URBANIA a accepté l’invitation d’Élections Montréal d’aller à la rencontre d’électeurs et d’électrices qui se rendront aux urnes les 6 et le 7 novembre pour défendre les différents enjeux qui les animent.
Les propos rapportés dans l’article qui suit ont été recueillis librement afin d’ouvrir la discussion autour de différents enjeux d’actualité. En aucune manière Élections Montréal ne s’associe aux opinions véhiculées dans le texte.
Alors que les partis municipaux s’affairent en pleine campagne électorale, la fin de semaine du scrutin, elle, pointe tranquillement à l’horizon. Les 6 et 7 novembre 2021, les Montréalais.es seront invité.e.s à se rendre aux urnes pour choisir leurs représentants à l’Hôtel de Ville et aux mairies d’arrondissement jusqu’en 2025.
Animés d’une volonté d’aller au-delà du débat partisan, nous avons parcouru les rues de la métropole afin de prendre le pouls de la population. À travers la pluralité des voix citoyennes, l’importance du vote et son incidence sur le quotidien sont apparues déterminantes. Ces rencontres nous ont permis de dresser un portrait en quatre pôles de différents enjeux d’actualité. Les discours se croisent, trouvent écho, s’expriment librement tant sur des inquiétudes que sur des idées porteuses. Nous les avons unis, dans leurs similitudes et leurs divergences, pour tenter de refléter, à la veille des élections, ce que les Montréalais.es souhaitent, ensemble, comme ville de demain.
Les terrains vacants sont rares. Notre ville se doit donc d’être plus active dans l’acquisition sur le marché privé pour socialiser les propriétés. Les logements communautaires représentent une goutte dans l’océan. Les besoins sont immenses. Une partie encore trop grande de la population vit dans des conditions inadéquates. Ces personnes ne demandent pas le luxe : que le strict minimum respectant la dignité humaine la plus primaire. Pas de moisissures ni de punaises de lit, sans devoir dépenser 50 % du revenu mensuel en loyer. Montréal doit être une alliée afin que les plus vulnérables n’aient pas à se battre pour un besoin aussi élémentaire.

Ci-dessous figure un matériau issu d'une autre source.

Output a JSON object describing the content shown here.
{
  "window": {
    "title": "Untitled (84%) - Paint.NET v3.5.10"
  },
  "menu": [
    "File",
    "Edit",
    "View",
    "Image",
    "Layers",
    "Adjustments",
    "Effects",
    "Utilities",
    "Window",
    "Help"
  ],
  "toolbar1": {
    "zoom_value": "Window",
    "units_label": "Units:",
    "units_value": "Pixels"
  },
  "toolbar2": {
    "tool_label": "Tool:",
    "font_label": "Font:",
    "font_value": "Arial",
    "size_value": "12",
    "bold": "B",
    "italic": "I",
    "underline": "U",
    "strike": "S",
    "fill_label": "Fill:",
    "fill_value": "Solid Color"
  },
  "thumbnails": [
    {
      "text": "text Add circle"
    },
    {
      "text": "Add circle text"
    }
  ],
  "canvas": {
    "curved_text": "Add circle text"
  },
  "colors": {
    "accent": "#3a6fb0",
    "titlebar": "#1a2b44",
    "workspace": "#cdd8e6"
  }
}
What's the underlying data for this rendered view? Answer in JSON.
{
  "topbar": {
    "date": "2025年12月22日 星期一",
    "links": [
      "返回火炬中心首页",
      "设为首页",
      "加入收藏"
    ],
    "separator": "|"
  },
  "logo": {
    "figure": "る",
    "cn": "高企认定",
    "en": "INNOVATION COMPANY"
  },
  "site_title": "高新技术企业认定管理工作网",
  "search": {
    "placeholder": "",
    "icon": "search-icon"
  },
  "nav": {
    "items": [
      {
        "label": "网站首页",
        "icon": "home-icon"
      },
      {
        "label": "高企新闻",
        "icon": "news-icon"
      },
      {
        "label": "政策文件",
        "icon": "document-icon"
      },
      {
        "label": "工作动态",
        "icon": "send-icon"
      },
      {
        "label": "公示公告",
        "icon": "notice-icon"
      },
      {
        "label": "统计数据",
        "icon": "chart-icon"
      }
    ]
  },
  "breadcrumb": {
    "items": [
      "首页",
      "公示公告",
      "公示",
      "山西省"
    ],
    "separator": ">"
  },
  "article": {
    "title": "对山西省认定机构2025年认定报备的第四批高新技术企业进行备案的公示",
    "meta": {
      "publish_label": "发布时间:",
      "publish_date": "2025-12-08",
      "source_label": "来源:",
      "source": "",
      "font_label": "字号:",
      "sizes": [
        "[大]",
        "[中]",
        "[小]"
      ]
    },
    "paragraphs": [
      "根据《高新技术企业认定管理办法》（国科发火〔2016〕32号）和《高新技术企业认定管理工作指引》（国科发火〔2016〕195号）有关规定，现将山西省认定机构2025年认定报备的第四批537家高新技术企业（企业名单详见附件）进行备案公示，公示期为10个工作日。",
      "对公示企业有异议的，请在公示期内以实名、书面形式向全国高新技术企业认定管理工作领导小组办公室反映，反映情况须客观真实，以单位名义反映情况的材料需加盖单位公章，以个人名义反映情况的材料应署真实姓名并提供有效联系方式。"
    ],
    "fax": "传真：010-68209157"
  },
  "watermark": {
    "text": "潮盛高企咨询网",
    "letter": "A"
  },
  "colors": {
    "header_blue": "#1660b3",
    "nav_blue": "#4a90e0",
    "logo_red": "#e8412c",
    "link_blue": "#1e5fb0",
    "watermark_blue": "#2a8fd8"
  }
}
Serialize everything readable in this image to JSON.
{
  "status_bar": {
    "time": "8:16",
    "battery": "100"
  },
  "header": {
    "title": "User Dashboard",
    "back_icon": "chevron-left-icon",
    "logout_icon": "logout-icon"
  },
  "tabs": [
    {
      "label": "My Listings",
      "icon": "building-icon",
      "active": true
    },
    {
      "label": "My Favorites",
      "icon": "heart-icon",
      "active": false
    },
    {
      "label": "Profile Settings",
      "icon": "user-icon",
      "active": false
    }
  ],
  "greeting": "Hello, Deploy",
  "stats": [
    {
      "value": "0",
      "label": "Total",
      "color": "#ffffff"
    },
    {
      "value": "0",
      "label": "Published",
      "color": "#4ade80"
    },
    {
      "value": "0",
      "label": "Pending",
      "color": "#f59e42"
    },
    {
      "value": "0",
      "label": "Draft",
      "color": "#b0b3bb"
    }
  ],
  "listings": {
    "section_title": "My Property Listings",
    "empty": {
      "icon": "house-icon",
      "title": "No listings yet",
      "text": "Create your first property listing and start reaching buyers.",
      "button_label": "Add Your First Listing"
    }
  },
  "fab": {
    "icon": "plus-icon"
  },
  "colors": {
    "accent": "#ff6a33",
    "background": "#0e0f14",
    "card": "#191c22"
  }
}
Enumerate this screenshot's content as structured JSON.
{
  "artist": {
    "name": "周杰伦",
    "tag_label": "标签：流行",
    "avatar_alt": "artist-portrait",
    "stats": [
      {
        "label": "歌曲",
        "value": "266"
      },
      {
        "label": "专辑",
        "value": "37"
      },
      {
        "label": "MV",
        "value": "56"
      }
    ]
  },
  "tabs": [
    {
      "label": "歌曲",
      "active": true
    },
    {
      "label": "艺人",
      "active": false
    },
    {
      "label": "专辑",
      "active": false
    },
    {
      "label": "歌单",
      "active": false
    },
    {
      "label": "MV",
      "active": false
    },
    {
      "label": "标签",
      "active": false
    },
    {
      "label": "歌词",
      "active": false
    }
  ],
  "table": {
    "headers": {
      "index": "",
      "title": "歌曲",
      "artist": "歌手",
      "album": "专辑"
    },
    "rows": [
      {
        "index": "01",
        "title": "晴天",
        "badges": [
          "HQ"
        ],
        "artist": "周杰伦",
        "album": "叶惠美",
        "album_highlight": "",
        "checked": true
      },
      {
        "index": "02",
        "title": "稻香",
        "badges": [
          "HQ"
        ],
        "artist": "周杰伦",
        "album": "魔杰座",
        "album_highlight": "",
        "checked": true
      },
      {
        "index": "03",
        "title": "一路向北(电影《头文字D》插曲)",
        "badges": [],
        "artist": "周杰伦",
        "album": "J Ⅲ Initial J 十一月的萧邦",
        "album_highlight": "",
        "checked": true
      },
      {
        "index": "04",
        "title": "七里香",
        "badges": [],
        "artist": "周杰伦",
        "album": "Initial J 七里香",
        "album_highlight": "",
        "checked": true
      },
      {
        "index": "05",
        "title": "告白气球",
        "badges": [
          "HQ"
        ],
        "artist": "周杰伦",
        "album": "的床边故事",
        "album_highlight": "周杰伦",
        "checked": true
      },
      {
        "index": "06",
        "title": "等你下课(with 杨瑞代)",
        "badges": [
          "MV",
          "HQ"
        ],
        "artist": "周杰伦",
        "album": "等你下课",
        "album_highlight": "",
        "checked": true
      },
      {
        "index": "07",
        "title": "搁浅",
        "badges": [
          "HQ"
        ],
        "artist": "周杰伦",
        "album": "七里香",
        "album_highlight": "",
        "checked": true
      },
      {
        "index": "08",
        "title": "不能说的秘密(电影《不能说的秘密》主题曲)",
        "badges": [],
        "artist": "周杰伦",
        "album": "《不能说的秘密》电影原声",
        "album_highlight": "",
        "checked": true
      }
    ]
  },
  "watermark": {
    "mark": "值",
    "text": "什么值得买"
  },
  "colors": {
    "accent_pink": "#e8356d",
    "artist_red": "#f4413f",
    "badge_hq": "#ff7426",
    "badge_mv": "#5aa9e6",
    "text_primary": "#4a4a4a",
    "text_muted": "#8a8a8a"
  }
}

Je crois que Montréal demeure une métropole abordable, tout de même accessible même si on voit les prix augmenter. Cela dit, les représentants devraient pouvoir intervenir dans l’actuelle crise du logement, mais aussi aider à l’accessibilité à la propriété, surtout pour la jeunesse montréalaise. Mon conjoint et moi ne savons pas si nous allons avoir les moyens pour le coin. J’aime cette ville, chaque quartier doit se permettre une vitalité économique, tout en préservant son ambiance, sa couleur, sans tomber dans du copier-coller. Certains projets de condominiums ne sont pas moches, mais ça pourrait être plus beau.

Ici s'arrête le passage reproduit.